Tuesday, November 5, 2013

Mainstream Anomaly: Writing First Person POV

Although in the literary world, books written in the first person point of view used to be an anomaly, they are now becoming quite common. This point of view means that the narrator speaks in the first person. In other words instead of "she saw the plane touch down on the ground," you would write "I saw the plane touch down on the ground."

For writers who regularly write in the third person point of view, this style can be cumbersome at first. Novels written using this viewpoint are different and are not always well received. The trick is to make a character so believable and so relatable that the reader feels that they are the character, instead of having the character talking to them.

This can be difficult at first and it is a good idea to start your foray into first person writing slowly. Try a short story first to get a better handle on how to effectively tell a story in this manner. It may take a few tries, but with practice you will be able to effectively write your novel in the first person point of view.

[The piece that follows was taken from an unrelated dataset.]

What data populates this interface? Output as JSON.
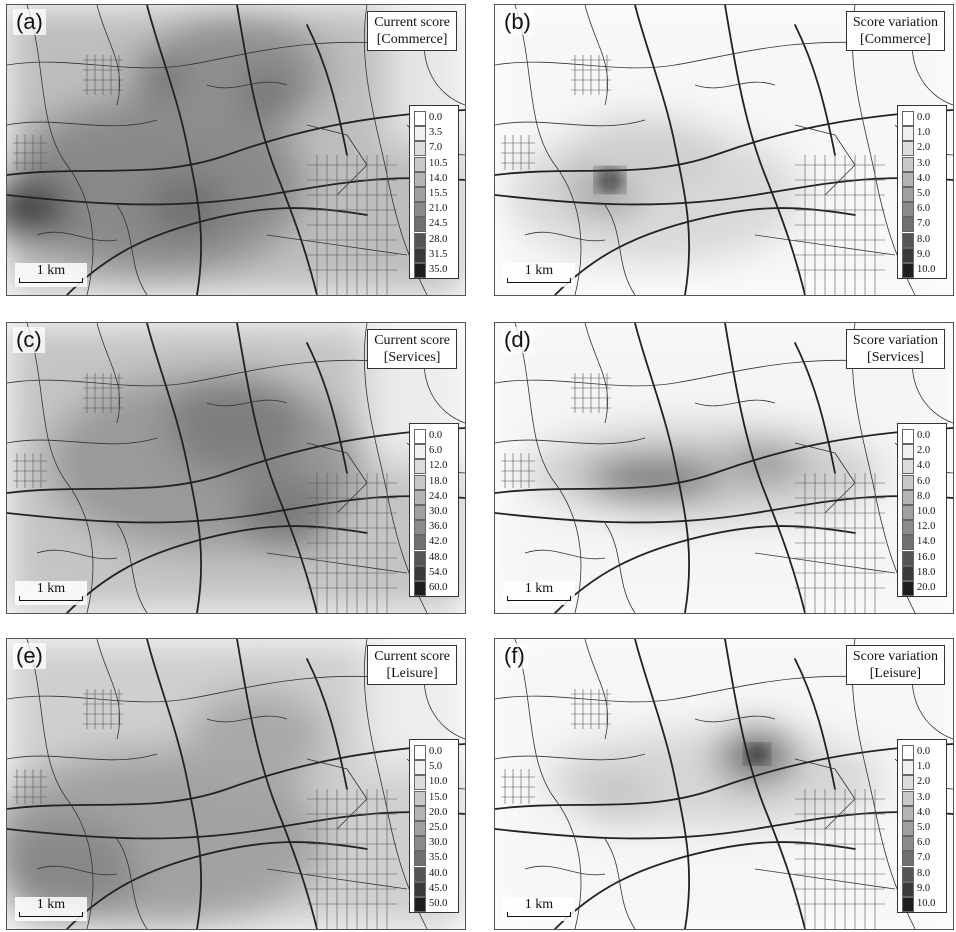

The biggest flaw of books that are written from this viewpoint is the fact that they tend to speak at the reader instead of to. You will need to avoid having your characters become preachy or pedantic. This is possible with practice. Genres well suited to this point of view include mysteries, adventures, and in some cases, romances. One writer in particular, Diana Gabaldon, revolutionized the romance industry with her first novel Outlander.

It was not only written in the first person, but also combined elements of a historical romance with a time-travel romance, something which had not been done before. The gamble paid off for Gabaldon and it may pay off for you as well.